洗濯機を回している間に筋トレと掃除機がけを済ませる。洗濯物を干して化粧をし、阪急で烏丸へ行き美容院で髪を切る。それが終わると真っ直ぐ下京警察署へ行く。カウンターにはおよそ警察官らしくない外はねの茶髪の女の子が座っており、いまは昼休みなんで次は一時からっすね、と教えてくれた。じゃああんたはいま何のためにカウンターにいるんだと言いたくなる気持ちをこらえて礼を言う。近くのヴェローチェで暇を潰す。一時ちょうどにもう一度警察署へ戻り、大阪の同棲していた時の住所から今の京都への住所へと書き換えの手続きを済ませる。免許証を受け取り大丸へ行く。週末に会う友人への結婚祝いに、シロの柔軟剤と洗剤を選び包装してもらう。阪急で最寄駅へ戻る。自宅近くのショッピングモールの中の歯医者へ行く。クリーニングと定期検診を受ける。ショッピングモールの中のスーパーで買い物をして自宅へ戻る。洗濯物を取り込んで畳む。シーツを洗い立てのものに付け替える。スーパーで買ったものを開封してあるべき場所へおさめていく。(マスクを玄関のマスク入れへ、糸ようじを洗面台へ、洗面台を整理して空いたスペースにマウスウォッシュを置く)
週末家を空けるため冷蔵庫にあるものをぶちこんでシチューを作る。職場でもらったフランスパンとシチューで晩御飯にする。週末の旅行のパッキングをする。
ここまでするともう夜になってしまった。月に一日しかない有休は、おもいきり遊びに使ってしまうかこういう現実的な処理をしてしまうかのどちらかになってしまう。ちなみに来月の有給は会社のおじさんに付き合って登山に行く。同い年の友人は皆結婚したり子供の世話をしていたりするのに。とても二十八歳の女が使う有休の使い方ではない。何かが激しく間違えている。

先週は近所の男の子ーアプリで会った烏丸のフリーランスwebデザイナーだーと遊んだ。レンタカーのマツダ2を走らせて滋賀へ行った。タオルも持っていないのに琵琶湖で足を濡らして笑った。車内でいろんな音楽を流しては一緒に口ずさんだ。くるり琥珀色の街、上海蟹の朝がながれて私が口ずさむと、彼がこれなんだっけと聞いてきたので教えてあげた。私が知ってる?と聞くと、彼は元妻がよく歌ってたとなんでもない顔で答えた。彼と一緒にいると穏やかな気持ちになれたし、彼も落ち着いて過ごせているように感じた。でもこの平穏は出口のない堂々巡りのような関係の上に成り立っていることも同時に感じた。

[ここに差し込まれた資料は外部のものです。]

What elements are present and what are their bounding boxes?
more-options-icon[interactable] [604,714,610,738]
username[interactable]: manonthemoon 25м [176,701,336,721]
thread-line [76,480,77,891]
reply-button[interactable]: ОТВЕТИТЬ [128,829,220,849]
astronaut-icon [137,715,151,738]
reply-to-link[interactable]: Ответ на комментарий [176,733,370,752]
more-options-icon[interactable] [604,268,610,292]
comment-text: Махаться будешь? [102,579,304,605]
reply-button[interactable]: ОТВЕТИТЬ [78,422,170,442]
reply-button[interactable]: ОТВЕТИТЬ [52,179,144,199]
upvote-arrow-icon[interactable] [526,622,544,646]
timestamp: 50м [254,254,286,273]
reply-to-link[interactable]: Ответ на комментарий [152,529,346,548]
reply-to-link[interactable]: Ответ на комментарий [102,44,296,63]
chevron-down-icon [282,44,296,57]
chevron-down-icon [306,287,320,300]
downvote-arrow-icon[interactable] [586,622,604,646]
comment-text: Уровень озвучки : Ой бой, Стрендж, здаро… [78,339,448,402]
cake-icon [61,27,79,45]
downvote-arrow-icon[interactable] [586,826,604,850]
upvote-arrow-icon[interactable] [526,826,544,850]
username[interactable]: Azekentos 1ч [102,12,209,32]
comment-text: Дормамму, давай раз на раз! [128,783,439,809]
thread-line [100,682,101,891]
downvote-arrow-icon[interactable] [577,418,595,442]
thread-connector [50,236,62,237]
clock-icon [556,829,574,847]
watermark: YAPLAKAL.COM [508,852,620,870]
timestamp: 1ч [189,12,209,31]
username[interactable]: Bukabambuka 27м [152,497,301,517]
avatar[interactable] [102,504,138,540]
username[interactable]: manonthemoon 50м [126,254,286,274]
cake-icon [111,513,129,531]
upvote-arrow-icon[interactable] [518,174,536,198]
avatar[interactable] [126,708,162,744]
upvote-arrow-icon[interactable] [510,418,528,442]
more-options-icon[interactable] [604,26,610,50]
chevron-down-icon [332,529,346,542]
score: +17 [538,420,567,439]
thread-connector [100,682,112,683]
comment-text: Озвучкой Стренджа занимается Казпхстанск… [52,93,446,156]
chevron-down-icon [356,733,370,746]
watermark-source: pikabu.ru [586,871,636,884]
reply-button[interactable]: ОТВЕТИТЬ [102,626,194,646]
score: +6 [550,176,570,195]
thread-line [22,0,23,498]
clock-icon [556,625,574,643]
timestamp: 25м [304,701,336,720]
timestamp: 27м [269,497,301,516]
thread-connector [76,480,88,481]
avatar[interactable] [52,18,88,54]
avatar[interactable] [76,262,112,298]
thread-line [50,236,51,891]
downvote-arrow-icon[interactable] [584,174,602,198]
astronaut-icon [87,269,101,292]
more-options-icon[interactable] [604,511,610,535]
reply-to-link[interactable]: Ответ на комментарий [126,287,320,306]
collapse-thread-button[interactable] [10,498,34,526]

タイムズの駐車場へ車を返すと当たり前のように私の家へ来て、当たり前のように泊まった。当たり前のように月曜が来て、当たり前のように私は出社しなければいけなかった。眠たそうな彼をたたきだす勇気も無く、テーブルの上に合鍵を置いた。返すのは今度でいいと言うと、彼はありがとうと微笑みそのまま寝てしまった。
家に帰ると彼に貸した部屋着とタオルケットがきちんと畳まれてあった。いつも私が着ているお気に入りのドラえもんのTシャツは、きちんと畳まれるとまるで私のものでは無くなってしまったように見えた。

現実的な一日はどうしても現実的なことばかり考えてしまう。彼は現実的に将来の無い相手であることは明らかだった。何かが激しく間違えている。ただ、今日のような有休を誰とも会話せずに終えていくのはどうしても寂しかった。心の中で、玄関のドアがかちゃりと開いて彼が入ってきてくれたらいいのにと願ってしまう自分がいた。どれだけ眺めてみても、ドアは冷たく無言のままだった。